Ann Dermatol Venereol. 1995;122(1-2):19-22.
Subepidermal autoimmune bullous dermatoses form a clinical entity for which there is not always an individualized clinical and pathological description.
A patient presented with bullous skin disease of atypical nature. There was an almost total desepidermization of the legs, vast areas of erosion on the trunk and arms with a Nikolski sign in an area of healthy skin, buccal involvement, multiple milium cysts and ungueal dystrophies with nail loss.

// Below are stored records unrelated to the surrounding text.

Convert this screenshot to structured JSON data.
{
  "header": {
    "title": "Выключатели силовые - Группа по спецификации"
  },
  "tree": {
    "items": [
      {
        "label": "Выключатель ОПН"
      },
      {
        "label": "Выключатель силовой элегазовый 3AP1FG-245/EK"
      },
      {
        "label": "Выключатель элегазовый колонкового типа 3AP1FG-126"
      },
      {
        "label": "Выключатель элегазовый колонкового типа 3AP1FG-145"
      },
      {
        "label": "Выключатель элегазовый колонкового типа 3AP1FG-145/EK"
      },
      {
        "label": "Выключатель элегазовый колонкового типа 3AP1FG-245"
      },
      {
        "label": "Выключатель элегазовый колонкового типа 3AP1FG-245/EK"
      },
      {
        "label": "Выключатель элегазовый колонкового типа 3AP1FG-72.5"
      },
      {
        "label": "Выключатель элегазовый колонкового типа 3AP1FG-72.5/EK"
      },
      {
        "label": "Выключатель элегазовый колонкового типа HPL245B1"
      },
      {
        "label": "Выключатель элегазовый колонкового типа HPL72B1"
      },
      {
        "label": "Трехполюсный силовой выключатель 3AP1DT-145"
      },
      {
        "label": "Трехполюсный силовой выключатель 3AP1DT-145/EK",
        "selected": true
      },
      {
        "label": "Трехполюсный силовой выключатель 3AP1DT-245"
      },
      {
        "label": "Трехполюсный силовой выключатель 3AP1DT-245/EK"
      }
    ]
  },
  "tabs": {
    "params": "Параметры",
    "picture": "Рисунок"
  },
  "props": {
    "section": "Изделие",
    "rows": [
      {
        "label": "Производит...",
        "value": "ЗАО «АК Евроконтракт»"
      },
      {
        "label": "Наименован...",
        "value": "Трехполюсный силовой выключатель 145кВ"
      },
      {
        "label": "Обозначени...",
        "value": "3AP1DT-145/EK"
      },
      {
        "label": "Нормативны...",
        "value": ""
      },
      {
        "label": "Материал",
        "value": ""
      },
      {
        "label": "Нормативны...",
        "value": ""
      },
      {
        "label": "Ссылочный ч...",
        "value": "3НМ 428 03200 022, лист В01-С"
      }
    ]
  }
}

This clinical presentation in this patient suggested acquired bullous epidermolysis. However, according to the recently defined clinical criteria for pemphigoid, the probability of correct diagnosis of pemphigoid was greater than 95 p. 100 since nearly three fourths of the major criteria were present. This diagnosis was confirmed by reference techniques (electron microscopy, indirect electron immunomicroscopy and immunoblotting). Thus, bullous autoimmune diseases of the dermoepidermal junction can be reliably differentiated on the bases of the clinical features, together with direct and indirect immunofluorescence on salt-split skin.
表皮下自身免疫性大疱性皮肤病构成一种临床实体,对此并非总能有个体化的临床和病理描述。
一名患者出现非典型性大疱性皮肤病。腿部几乎完全表皮剥脱,躯干和手臂有大片糜烂,在健康皮肤区域有尼氏征,口腔受累,有多个粟丘疹囊肿以及甲营养不良伴指甲脱落。
该患者的临床表现提示获得性大疱性表皮松解症。然而,根据最近定义的类天疱疮临床标准,类天疱疮正确诊断的概率大于95%,因为几乎四分之三的主要标准都存在。通过参考技术(电子显微镜、间接电子免疫显微镜和免疫印迹)证实了这一诊断。因此,基于临床特征以及盐裂皮肤的直接和间接免疫荧光,真皮表皮交界处的大疱性自身免疫性疾病能够得到可靠的鉴别。